わたしは深く考えもせず、当然のようにシーズンごとの新作生地をSNSなどで紹介していた。今年の新作、春夏、秋冬。あまりにも当然すぎた。
でも、これが当然となるまでの歴史が存在するのだ。何事もそうなのだけれど、「今」に飲み込まれ、全く気づこうとしていなかった。私の認識はあらゆる側面において「知らない事、気づいてない事だらけ」なんだろうなと、本を読みながら感じている。だからこそ、この終わりのない洋服勉強の旅はずっとずっと続けていこうと思う。
それから疑問や想像も膨らんでくる。
「一年で‘入れ替える’」と言うサイクルの制定、そして「今年の新作」というものに望まれた栄誉、付加価値、その背景に存在する人のあらゆる顕示欲。そのサイクルとか、栄誉とか、顕示欲が混在し膨らみ、加速したのが現代なのかな。
じゃあこんな現代において、何を選んで、どうしていきたいか。
今、当たり前と思っている事には、必ず歴史がある。ちょっと考えれば当たり前なんだけれど。でもちゃんと目を向けたり、考えたりする時間をとっていただろうか。
そういえばペコラ銀座店主はいつも言っている「洋服づくりの中の当たり前の工程ひとつひとつ、その全てに意味があるんだ。それを一々、自分でしっかり考えなくちゃいけないんだ。」と。

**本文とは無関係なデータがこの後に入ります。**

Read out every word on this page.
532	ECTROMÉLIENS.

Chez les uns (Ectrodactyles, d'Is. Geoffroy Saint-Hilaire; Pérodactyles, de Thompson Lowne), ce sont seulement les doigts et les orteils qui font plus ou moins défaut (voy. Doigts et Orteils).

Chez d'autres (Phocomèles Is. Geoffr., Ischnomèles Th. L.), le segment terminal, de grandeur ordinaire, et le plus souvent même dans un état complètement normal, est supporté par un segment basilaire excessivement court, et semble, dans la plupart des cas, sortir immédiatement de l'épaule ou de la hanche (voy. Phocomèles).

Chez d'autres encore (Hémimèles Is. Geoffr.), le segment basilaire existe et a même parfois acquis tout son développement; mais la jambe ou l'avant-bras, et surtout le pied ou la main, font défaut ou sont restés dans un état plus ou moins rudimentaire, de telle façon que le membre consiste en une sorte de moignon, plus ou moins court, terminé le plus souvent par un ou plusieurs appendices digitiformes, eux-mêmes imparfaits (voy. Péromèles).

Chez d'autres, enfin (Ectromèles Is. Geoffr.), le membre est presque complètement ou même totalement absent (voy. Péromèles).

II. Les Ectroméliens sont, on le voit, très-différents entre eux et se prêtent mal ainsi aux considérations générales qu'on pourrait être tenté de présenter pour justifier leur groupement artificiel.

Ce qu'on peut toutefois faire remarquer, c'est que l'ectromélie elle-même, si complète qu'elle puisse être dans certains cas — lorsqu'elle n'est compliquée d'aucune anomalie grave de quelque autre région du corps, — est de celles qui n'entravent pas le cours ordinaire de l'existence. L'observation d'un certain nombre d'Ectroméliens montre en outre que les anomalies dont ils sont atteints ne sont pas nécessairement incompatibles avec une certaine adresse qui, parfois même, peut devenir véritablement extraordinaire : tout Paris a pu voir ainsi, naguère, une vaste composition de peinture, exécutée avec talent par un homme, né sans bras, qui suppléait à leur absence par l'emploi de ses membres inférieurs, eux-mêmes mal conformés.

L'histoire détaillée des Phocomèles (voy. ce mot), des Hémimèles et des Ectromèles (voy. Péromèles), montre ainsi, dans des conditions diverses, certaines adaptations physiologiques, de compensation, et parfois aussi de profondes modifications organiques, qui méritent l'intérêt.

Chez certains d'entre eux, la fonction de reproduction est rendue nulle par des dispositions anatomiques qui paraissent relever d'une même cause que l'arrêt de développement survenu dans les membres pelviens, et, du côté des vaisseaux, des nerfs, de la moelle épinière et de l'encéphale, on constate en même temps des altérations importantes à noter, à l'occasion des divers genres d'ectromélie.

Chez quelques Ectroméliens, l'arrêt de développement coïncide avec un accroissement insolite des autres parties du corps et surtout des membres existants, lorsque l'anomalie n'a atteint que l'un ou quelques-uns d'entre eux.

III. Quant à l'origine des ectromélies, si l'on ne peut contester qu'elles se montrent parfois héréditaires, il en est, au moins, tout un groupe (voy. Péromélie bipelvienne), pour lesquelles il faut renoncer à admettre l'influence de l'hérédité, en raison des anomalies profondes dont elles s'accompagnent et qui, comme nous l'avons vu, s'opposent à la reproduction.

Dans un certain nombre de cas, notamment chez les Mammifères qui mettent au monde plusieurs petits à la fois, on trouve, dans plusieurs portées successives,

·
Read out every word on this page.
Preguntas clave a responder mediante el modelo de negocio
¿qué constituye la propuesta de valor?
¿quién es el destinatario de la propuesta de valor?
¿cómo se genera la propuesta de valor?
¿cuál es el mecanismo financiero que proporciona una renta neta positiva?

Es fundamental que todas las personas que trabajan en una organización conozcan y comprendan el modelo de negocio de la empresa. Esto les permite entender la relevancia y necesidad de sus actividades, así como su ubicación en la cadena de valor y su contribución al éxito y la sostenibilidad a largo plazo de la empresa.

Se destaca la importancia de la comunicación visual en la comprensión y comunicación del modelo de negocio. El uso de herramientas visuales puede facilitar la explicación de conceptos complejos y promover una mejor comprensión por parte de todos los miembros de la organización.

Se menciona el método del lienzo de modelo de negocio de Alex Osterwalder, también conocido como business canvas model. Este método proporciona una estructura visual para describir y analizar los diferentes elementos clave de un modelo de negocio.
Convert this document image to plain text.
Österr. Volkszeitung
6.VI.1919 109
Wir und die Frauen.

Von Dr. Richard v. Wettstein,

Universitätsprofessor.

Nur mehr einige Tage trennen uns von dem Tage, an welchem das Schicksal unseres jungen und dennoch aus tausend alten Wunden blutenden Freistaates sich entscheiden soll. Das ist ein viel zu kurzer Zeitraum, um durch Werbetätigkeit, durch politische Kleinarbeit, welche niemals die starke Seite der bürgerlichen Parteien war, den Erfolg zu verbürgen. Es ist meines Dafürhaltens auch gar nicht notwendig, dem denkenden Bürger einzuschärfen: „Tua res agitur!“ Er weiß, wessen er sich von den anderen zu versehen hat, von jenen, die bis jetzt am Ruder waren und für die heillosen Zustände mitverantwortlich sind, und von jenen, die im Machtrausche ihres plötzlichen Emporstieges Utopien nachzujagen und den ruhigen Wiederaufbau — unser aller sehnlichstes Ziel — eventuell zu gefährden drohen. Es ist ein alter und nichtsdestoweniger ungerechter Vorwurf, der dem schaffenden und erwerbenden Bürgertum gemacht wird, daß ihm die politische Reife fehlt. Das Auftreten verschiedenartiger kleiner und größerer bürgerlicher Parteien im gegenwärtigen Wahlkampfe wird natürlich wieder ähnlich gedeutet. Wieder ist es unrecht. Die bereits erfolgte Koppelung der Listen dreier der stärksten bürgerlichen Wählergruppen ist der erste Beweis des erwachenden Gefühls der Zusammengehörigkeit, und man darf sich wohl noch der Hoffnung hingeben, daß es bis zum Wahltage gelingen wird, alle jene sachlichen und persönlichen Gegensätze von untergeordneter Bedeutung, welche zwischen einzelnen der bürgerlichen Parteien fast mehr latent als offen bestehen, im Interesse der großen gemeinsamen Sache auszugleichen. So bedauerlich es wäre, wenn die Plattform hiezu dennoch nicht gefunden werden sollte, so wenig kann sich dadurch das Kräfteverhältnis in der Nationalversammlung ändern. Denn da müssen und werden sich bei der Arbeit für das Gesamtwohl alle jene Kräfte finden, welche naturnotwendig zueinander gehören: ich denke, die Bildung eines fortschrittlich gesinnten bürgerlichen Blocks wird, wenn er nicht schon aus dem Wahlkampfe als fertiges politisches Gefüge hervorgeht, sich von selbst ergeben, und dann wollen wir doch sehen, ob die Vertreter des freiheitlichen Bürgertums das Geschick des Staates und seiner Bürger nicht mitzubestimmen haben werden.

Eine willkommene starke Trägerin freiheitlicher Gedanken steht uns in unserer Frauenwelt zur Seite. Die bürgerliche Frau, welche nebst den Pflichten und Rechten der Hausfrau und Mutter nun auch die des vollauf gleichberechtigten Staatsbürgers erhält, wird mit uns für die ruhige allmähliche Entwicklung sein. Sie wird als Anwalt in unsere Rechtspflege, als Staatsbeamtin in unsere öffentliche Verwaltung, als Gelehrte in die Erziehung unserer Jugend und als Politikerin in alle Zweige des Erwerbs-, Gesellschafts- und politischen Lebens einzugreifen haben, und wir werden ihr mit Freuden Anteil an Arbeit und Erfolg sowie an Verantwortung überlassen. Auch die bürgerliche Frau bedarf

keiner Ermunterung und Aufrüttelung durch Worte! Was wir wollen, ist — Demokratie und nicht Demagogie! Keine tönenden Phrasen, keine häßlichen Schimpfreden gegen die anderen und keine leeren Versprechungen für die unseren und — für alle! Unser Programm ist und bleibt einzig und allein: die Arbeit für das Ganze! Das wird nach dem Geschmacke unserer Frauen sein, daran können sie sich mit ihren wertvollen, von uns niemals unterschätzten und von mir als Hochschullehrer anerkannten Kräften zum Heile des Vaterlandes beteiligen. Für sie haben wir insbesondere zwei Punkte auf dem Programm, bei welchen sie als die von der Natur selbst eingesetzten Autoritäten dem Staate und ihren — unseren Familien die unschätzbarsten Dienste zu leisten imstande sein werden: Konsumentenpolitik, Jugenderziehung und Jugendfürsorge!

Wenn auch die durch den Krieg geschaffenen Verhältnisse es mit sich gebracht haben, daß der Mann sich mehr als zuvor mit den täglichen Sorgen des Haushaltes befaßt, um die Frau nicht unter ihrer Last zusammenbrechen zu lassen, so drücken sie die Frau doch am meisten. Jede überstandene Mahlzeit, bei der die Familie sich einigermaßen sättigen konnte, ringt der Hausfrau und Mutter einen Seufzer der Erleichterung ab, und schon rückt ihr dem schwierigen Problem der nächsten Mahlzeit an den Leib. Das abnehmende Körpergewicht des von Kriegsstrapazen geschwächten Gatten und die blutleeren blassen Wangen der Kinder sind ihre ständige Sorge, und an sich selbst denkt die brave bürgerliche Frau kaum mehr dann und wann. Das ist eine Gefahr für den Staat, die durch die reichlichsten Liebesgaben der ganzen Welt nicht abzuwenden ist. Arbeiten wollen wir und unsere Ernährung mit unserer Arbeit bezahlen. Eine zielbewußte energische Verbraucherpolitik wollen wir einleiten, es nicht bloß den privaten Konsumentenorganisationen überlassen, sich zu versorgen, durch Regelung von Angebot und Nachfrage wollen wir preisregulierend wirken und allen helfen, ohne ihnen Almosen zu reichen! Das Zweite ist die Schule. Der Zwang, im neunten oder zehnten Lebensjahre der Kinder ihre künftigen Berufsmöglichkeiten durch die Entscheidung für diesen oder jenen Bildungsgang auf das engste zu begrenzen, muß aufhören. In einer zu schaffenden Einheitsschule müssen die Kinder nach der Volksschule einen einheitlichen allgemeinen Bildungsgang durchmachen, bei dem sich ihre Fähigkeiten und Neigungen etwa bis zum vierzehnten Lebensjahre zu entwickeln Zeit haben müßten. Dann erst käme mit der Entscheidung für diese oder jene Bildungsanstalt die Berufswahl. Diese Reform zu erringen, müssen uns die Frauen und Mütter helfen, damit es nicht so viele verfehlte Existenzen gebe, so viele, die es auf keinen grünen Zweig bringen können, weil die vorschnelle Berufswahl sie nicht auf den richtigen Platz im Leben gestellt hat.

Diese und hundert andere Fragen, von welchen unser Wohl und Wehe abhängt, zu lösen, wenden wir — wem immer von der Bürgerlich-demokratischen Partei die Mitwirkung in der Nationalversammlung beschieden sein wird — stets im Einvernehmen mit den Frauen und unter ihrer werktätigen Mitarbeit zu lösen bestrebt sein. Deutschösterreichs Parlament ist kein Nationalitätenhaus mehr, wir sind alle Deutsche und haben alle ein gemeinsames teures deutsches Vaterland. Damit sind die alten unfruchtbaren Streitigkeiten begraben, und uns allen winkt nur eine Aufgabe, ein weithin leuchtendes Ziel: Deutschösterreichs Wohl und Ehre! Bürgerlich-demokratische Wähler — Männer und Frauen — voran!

洋服。洋服づくり。それらにも当然歴史と積み重ねがある。なぜ、それが存在しているのか。どうしてか。どこからか。いつからか。
まだまだ知らなきゃならない。
もっともっと考えなきゃならない。
洋服。
洋服づくり。
ペコラ銀座の洋服。
ペコラ銀座の洋服づくり。
Memo…「今」を考えるときは「今まで」をちゃんと感じる事。